Ao estacionar na porta do mercado, ainda acompanhado de Jacira, a esposa e os filhos, furibundos pelo sumiço, o abandono da caixa e a demora em aparecer, o humilharam aos gritos na frente dela, dos fregueses e empregados.
Cheio de vergonha – nem olhava para Jacira que a tudo ouvia –, tentou explicar à esposa e aos filhos que “A cachorrinha dela...”
“A cachorra é essa índia gorda, seu estúpido”, gritou a esposa, provocando, com seu ódio, risadas dos filhos, fregueses e empregados.
Manuel apertou os olhos tão forte que chorou, e através das lágrimas viu as de Jacira, antes de ela sair do carro em disparada.
No domingo que se seguiu, depois de fechar o mercado à boca da noite, Manuel foi para casa e na mesa da cozinha, sozinho, preparou e comeu um sanduíche; pouco antes da meia-noite, enquanto todos dormiam, ascendeu uma vela para Santo Antônio, e deixou-a acessa no interior da despensa; depois abriu as seis bocas do fogão e foi ao aniversário de seu compadre, do lado sul da cidade, onde pediu desculpas por chegar tarde e pela ausência dos filhos e da esposa, que não estaria passando muito bem.
Os bombeiros encontraram os corpos carbonizados da esposa e de um dos filhos.

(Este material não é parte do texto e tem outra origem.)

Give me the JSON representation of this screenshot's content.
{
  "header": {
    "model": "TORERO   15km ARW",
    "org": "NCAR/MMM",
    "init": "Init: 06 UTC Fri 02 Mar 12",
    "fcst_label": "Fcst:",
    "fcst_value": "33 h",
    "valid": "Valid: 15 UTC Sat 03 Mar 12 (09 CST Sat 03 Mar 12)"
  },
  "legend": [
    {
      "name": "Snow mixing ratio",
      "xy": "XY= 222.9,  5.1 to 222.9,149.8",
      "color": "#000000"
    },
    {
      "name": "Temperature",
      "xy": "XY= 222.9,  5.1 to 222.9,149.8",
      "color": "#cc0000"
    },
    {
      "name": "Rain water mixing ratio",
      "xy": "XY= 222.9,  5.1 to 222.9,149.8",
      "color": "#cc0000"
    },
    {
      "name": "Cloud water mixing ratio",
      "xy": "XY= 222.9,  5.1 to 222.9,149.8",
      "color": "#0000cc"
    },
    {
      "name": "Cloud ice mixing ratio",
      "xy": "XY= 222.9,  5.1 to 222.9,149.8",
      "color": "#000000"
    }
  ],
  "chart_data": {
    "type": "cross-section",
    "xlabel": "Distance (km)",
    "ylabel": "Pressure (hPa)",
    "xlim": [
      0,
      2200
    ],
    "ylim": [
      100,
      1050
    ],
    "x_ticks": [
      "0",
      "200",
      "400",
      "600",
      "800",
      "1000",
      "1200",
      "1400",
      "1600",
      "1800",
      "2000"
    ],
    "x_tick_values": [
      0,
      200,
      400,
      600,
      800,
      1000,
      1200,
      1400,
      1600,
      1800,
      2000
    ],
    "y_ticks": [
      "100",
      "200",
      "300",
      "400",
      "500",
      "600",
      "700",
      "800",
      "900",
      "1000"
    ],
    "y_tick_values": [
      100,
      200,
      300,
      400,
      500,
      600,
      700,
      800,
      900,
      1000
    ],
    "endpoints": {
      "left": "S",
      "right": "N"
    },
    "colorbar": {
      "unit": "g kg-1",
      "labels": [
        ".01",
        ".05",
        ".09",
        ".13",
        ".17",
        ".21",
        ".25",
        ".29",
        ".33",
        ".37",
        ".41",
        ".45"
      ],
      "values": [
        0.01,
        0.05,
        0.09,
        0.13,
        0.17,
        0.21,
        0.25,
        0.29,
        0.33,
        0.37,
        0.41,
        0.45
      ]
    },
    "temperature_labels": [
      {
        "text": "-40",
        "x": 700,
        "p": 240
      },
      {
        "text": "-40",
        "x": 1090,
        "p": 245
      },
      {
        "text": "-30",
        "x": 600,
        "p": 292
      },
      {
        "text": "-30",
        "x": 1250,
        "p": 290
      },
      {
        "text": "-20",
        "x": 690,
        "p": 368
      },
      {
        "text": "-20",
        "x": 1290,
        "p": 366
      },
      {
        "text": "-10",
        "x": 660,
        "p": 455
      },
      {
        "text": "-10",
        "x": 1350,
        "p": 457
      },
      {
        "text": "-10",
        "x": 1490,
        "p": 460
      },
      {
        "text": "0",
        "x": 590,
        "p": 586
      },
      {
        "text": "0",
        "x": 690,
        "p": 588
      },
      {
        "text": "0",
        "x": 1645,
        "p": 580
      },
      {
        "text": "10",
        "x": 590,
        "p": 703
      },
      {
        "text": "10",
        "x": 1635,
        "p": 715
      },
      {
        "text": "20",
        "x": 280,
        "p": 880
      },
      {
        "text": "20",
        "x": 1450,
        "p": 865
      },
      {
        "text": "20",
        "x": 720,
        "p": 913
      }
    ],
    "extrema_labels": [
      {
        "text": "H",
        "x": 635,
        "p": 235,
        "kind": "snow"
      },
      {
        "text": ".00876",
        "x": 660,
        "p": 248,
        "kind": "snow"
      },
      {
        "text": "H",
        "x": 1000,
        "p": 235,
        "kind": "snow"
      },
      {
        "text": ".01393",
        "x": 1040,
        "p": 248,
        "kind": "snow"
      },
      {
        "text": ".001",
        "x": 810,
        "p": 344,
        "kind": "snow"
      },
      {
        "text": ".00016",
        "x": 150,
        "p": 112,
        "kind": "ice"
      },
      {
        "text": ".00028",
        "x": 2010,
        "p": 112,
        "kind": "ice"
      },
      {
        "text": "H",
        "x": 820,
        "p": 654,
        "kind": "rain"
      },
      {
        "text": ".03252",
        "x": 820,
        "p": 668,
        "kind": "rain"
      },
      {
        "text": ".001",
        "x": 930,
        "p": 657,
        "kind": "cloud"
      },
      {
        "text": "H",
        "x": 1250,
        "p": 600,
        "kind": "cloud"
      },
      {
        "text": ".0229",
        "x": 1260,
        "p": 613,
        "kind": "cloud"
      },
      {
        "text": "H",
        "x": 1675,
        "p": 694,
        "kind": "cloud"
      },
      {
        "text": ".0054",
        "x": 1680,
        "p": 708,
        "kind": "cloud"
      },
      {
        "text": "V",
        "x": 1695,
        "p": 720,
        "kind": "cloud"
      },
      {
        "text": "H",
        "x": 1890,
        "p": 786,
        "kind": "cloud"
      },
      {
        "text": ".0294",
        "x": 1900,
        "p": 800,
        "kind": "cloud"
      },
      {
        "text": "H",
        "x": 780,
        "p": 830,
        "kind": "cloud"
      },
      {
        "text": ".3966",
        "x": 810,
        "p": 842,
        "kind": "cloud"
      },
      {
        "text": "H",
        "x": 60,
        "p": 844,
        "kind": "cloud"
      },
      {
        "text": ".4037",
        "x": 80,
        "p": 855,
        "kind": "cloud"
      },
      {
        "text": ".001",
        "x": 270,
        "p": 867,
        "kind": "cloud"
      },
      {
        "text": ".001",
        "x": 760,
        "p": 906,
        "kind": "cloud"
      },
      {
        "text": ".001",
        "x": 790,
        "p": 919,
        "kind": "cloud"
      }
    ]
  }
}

Enquanto aguardava o DNA oficializar sua viuvez, Manuel mandou o outro filho morar em Portugal, e no santuário de Fátima se ajoelhar e agradecer por ter escapado à explosão, envolvido que estava, naquela hora, numa festiva putaria no lado leste da cidade.
Quando viu Jacira entrar no mercado quinze dias depois, as borboletas do coração de Manuel pairaram sobre sua careca e, conforme a música que a expressão dela provocava, alegretes começaram a dançar.